Aircraft movements last month accounted for 68% of the total for the same month of 2019, down 10 points from December.

Air traffic in Europe relapsed in January, breaking a months-long recovery trend under pressure from the Omicron variant that caused travel restrictions, Eurocontrol said on Thursday. According to this traffic monitoring body, aircraft movements last month represented 68% of the total for the same month of 2019, before the Covid-19 pandemic which torpedoed the sector.
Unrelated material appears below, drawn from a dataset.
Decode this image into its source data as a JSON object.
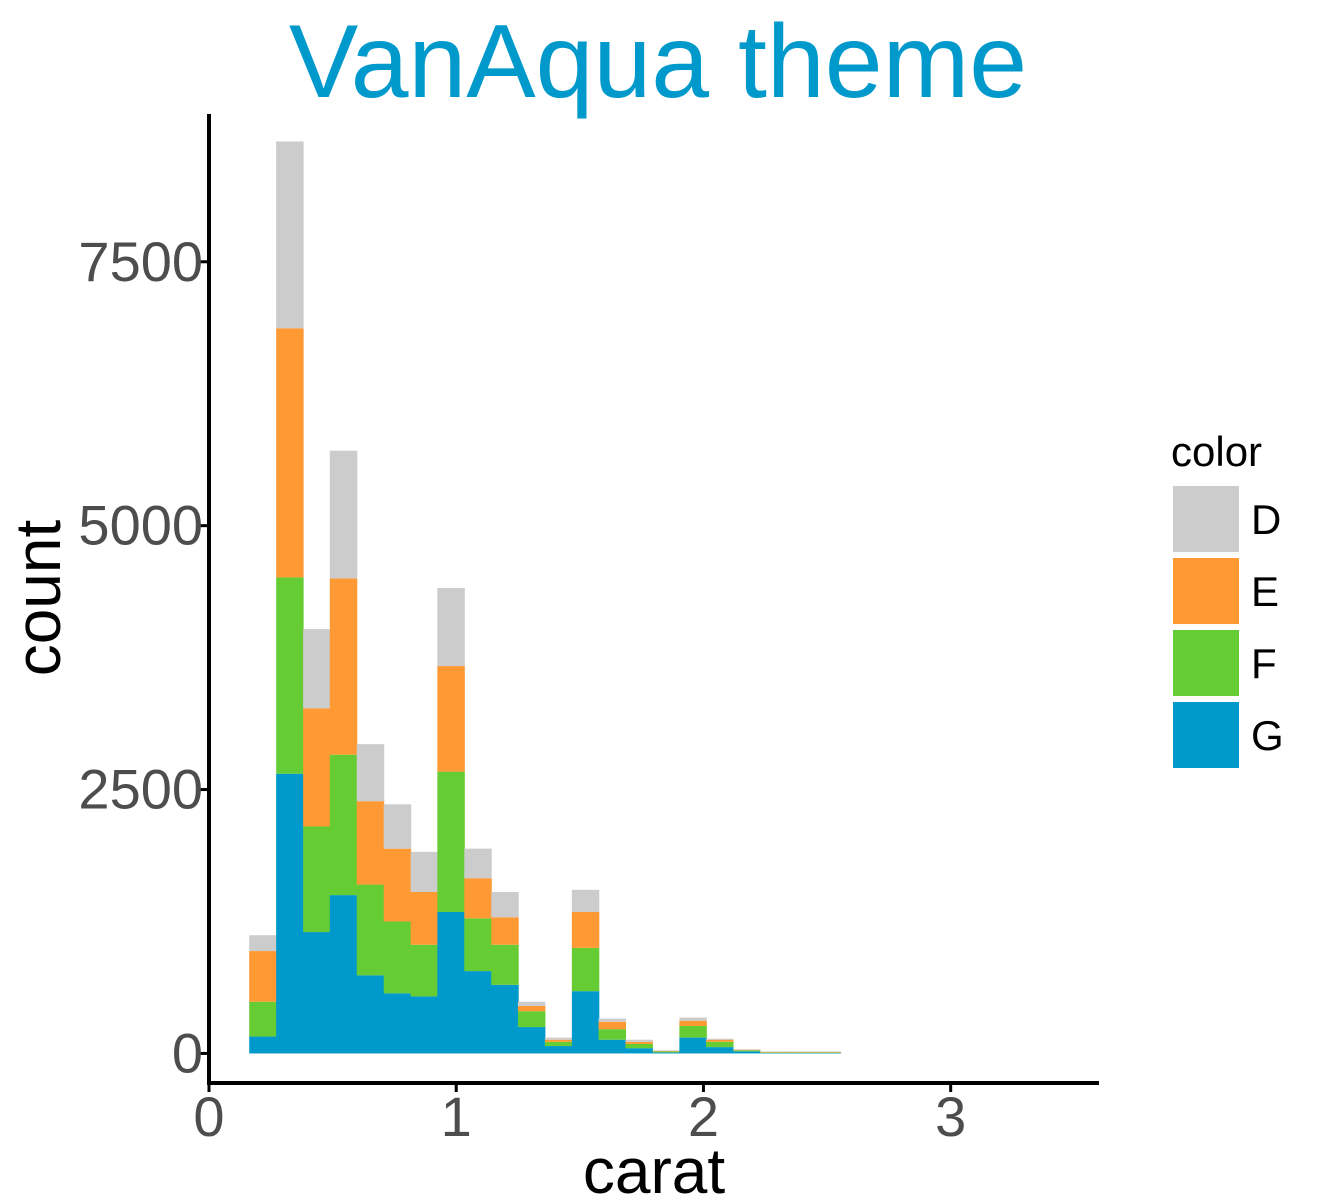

This represents a drop of 10 points compared to December, when the volume of flights in Eurocontrol space (including in addition to continental Europe, the United Kingdom, Turkey and Israel) had reached 78% of the same period. pre-crisis.

Above all, the fall in January marks a reversal of the trend compared to the previous six months: from 50% in June 2021 compared to 2019, aircraft traffic had grown to 71% in August and 77% in November.

SEE ALSO – Covid-19: with Omicron, an end to the pandemic is “plausible” for Europe, according to the WHO

Encouraging first days of February

The first days of February nevertheless seem encouraging, with an increase in the number of flights of 7% to 17,719 in the week from 3 to 9, compared to the previous week, detailed Eurocontrol on its website. “Some states are easing pandemic-related measures, with a reduction in travel restrictions, a consequence of high vaccination rates and supposedly lower severity of the Omicron variant“, according to the organization.

But with traffic at 68%, European air transport is anchored in the low range of Eurocontrol’s air traffic recovery estimates, which initially forecast for February a volume of between 67% and 91% of the 2019 level.

Still, the Eurocontrol figures do not give any indication of the number of passengers, which depends on an often low aircraft occupancy rate since the start of the pandemic. Thus in 2021, the area covered by the organization saw 56% of the aircraft traffic evolve in 2019, but Europe found only 44.3% of its air passengers in the same year, according to preliminary figures from the International Civil Aviation Organization (ICAO), an agency of the United Nations.